Pencil Preaching for Tuesday, September 15, 2020

“From that hour the disciple took her into his home” (John 19:27).

1 Cor 12: 12-14, 27-31a

My memory of attending a Catholic grade school with Friday Stations of the Cross during Lent has its own soundtrack. It is the dirge-like melody of the Stabat Mater we sang verse by verse between each Station:

     At the cross her station keeping, stood the mournful mother weeping, close to Jesus to the last.

The tune merges in my memory with a story told by author Scott Wright, who accompanied refugees during the civil war in El Salvador as they fled soldiers and helicopter gunships in the jungles, sharing their terror and witnessing their faith. He said the worst suffering of all is to stand by helplessly while someone you love suffers, comparing it to Mary’s suffering at the cross. She could not take Jesus down, only be there with him as he slowly died. 

Today’s commemoration of Our Lady of Sorrows invites all of us to bring our most difficult moments together with hers, in hospital rooms, at deathbeds, after phone calls in the night, long-distance or intimate scenes when we stood helpless before the suffering of someone we loved. 
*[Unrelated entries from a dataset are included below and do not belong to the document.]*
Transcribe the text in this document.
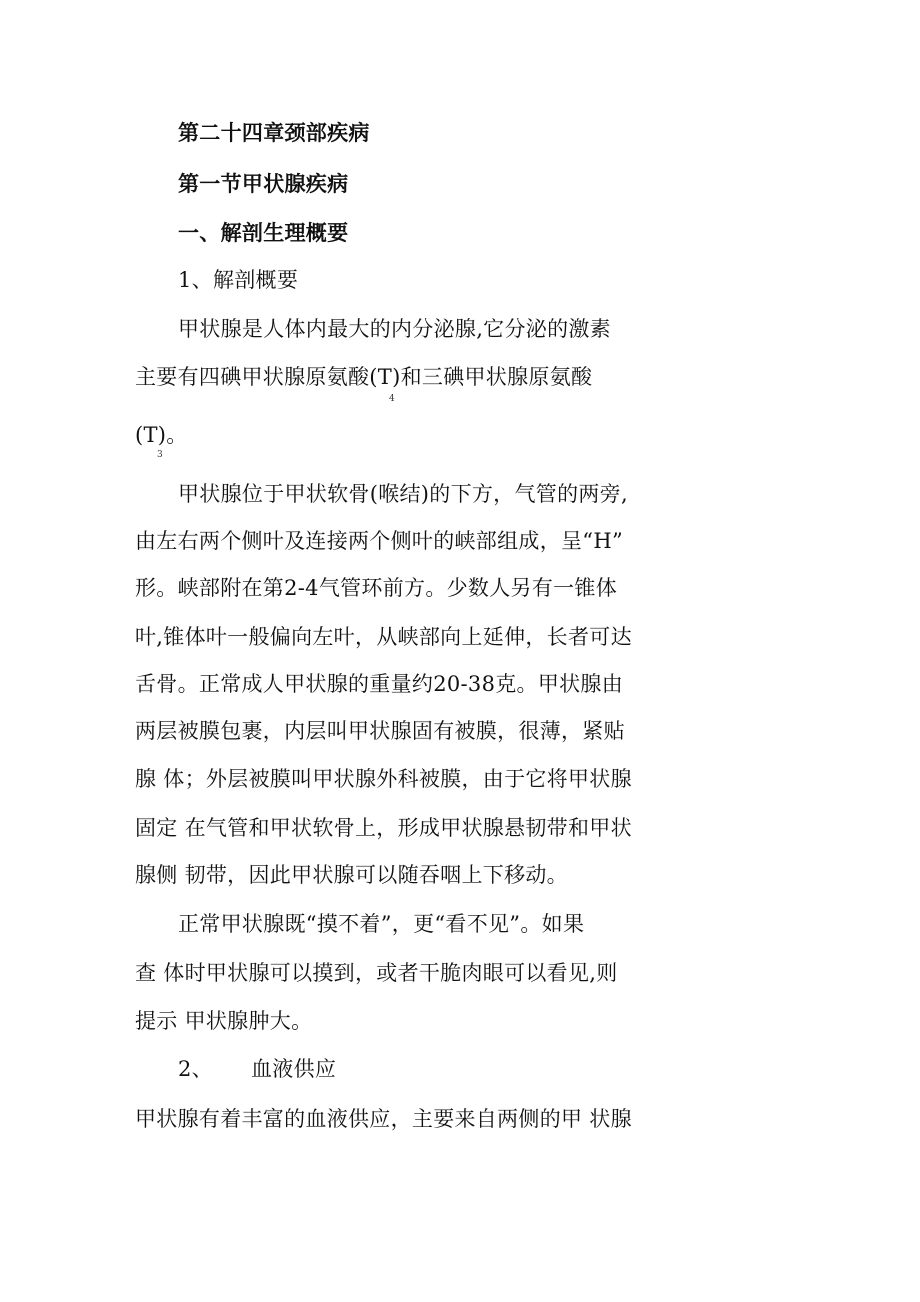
第二十四章颈部疾病
第一节甲状腺疾病
一、解剖生理概要
1、解剖概要
甲状腺是人体内最大的内分泌腺,它分泌的激素
主要有四碘甲状腺原氨酸(T)和三碘甲状腺原氨酸
4
(T)。
3
甲状腺位于甲状软骨(喉结)的下方，气管的两旁,
由左右两个侧叶及连接两个侧叶的峡部组成，呈“H”
形。峡部附在第2-4气管环前方。少数人另有一锥体
叶,锥体叶一般偏向左叶，从峡部向上延伸，长者可达
舌骨。正常成人甲状腺的重量约20-38克。甲状腺由
两层被膜包裹，内层叫甲状腺固有被膜，很薄，紧贴
腺 体；外层被膜叫甲状腺外科被膜，由于它将甲状腺
固定 在气管和甲状软骨上，形成甲状腺悬韧带和甲状
腺侧 韧带，因此甲状腺可以随吞咽上下移动。
正常甲状腺既“摸不着”，更“看不见”。如果
查 体时甲状腺可以摸到，或者干脆肉眼可以看见,则
提示 甲状腺肿大。
2、 血液供应
甲状腺有着丰富的血液供应，主要来自两侧的甲 状腺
Jesus’ role is central as both victim and dispenser of grace. His final hour on the cross was filled with redemptive power. He welcomed a thief into paradise, forgave his enemies and executioners, thirsted, prayed and surrendered himself.  In John’s Gospel, he also entrusted his mother to the disciple he loved and gave him to her as her son.  Mary’s role as mother is expanded to hold every disciple, each of us now being carried and pondered in her heart, broken by suffering to contain an infinite store of love.

Growing up Catholic includes for many of us the practice of saying the rosary, a ritual that has come in and out of my life. I recall hearing my aging parents reciting it at bedtime while watching baseball, counting their blessings and losses inning by inning as they eased toward sleep.

As life comes full circle, it seems a natural way to take Mary into our homes, assured that she will be with us to the last.